Multibyte Support

Unicode is a list of all known characters. It includes all alphabets of all spoken and unspoken languages. Each character has its own unique index in the Unicode list. The first 128 characters are known as ASCII characters.


Multibyte example graphic

When data is stored or computed, the Unicode list is not used to represent the characters. Instead, so-called character encodings (or character sets) define how characters are represented on computers and within files.
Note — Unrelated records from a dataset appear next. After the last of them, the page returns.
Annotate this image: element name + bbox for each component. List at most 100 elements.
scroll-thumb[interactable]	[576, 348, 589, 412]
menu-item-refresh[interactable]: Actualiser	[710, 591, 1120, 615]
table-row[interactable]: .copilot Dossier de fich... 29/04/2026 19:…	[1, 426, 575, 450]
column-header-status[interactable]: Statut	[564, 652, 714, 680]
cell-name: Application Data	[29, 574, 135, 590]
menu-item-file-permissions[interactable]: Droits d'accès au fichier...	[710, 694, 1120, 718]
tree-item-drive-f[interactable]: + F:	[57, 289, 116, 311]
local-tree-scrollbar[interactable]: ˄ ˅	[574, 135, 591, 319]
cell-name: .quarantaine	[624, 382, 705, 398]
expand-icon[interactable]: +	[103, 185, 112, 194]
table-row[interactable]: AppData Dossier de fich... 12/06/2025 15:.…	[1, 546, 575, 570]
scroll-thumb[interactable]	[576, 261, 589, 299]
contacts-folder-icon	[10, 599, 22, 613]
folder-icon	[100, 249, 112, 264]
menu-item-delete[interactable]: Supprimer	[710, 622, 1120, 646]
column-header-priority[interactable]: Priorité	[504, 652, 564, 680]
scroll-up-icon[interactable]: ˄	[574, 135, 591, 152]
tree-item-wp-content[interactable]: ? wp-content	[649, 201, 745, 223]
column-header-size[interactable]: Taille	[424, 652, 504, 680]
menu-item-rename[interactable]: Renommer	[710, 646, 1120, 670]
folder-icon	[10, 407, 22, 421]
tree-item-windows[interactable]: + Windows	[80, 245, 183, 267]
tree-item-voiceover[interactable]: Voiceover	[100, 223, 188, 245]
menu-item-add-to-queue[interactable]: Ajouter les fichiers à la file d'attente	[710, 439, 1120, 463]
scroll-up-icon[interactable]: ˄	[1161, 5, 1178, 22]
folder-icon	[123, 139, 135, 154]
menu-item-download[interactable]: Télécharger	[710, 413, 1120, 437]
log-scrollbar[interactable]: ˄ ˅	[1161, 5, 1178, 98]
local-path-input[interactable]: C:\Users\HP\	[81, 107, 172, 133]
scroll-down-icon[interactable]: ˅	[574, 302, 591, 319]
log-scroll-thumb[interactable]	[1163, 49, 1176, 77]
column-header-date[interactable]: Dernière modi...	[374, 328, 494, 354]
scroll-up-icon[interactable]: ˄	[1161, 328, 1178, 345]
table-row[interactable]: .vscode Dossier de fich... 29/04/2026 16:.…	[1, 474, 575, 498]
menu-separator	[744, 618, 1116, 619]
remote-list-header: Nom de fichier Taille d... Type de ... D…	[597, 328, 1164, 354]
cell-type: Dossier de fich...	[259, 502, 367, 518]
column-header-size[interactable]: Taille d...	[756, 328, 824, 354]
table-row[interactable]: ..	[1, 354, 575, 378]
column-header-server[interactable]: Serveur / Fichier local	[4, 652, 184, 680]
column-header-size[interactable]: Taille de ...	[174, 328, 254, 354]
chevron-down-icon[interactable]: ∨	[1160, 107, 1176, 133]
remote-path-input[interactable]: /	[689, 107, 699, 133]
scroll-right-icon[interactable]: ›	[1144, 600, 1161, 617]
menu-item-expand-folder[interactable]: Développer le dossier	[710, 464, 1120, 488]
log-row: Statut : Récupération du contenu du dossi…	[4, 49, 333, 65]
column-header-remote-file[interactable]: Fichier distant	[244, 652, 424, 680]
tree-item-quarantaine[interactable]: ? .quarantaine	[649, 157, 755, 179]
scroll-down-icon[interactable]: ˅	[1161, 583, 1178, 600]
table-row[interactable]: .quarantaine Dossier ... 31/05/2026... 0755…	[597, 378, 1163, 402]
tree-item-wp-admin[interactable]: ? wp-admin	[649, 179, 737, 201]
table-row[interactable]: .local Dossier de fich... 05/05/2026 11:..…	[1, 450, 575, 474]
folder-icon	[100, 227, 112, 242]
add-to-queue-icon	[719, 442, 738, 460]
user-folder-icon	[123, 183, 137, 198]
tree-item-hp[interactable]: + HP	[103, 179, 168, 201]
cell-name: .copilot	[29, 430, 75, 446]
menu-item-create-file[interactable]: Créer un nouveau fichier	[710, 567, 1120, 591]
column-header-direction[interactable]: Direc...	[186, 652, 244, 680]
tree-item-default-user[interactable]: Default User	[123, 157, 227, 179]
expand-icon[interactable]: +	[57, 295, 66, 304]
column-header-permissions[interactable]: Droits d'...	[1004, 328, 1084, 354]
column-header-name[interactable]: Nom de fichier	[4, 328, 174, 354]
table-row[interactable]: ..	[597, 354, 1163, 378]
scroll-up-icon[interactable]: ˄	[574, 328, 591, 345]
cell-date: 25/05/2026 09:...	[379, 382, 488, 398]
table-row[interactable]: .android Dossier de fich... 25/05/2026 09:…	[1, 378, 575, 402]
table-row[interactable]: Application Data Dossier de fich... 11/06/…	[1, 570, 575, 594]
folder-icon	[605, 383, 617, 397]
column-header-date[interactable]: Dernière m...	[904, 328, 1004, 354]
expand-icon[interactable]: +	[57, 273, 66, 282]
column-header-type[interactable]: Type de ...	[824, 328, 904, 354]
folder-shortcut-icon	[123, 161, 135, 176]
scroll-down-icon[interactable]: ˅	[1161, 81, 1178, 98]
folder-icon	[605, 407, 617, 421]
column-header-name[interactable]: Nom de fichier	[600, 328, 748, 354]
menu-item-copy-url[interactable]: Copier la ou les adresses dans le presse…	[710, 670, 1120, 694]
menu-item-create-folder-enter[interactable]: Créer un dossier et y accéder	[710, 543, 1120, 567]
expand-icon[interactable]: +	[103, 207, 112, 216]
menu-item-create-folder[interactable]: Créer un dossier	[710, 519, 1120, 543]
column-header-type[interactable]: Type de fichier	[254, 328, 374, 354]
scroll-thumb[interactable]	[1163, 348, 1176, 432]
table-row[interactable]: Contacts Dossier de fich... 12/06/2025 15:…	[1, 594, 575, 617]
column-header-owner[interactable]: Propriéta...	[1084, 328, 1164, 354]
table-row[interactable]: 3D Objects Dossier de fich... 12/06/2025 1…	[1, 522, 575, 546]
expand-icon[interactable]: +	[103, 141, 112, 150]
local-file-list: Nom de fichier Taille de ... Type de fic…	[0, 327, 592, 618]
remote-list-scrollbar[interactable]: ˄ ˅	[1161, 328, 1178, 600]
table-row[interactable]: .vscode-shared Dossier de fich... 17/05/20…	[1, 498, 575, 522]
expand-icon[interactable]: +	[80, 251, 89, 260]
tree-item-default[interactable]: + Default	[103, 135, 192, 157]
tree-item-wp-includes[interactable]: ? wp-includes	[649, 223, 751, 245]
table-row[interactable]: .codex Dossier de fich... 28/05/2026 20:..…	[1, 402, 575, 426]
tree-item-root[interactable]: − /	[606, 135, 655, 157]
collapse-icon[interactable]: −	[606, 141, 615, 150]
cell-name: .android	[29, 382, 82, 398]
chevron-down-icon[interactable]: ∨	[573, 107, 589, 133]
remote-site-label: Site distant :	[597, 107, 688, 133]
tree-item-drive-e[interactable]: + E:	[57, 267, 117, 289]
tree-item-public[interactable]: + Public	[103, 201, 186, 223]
Numerous character sets are used throughout the world.

Two of the more frequently-used character encodings that cover all Unicode characters are:

  • UTF-8: Requires 1-4 Bytes per character; this character set is widely used for international Web sites and international text representation. Strings in the Linux kernel and Java are encoded in UTF-8.
  • UTF-16: Requires 2 or 4 Bytes per character; this encoding is mainly used for string representation in the Windows NT kernel (Win NT and newer).
Most character sets do not define a representation for all characters in the Unicode list. Rather, they define a subset of characters that are used in a specific regional area of the world. These are commonly referred to as code pages (cp):
  • ASCII: Single Byte encoding: 1 Byte per character
  • Latin-1 (Windows Codepage 1252): Single Byte encoding: 1 Byte per character
  • Shift-JIS (Windows Codepage 932): Double Byte encoding: 1 or 2 Bytes per character
  • EUC-JP (Windows Codepage ): Includes 3 Japanese char sets: 1, 2, or 3 Bytes per character

When developing applications for Windows, programmers can choose between Unicode (UTF-16) string representation or Multi-Byte-Character-Set (MBCS) string representation. MBCS representation refers to a geographic region-dependent code page encoding (for example, Shift-JIS for Japan; Latin-1 for the Americas and most European countries). This affects all GUI elements, as all data needs to be displayed in the same string representation that has been selected for the application.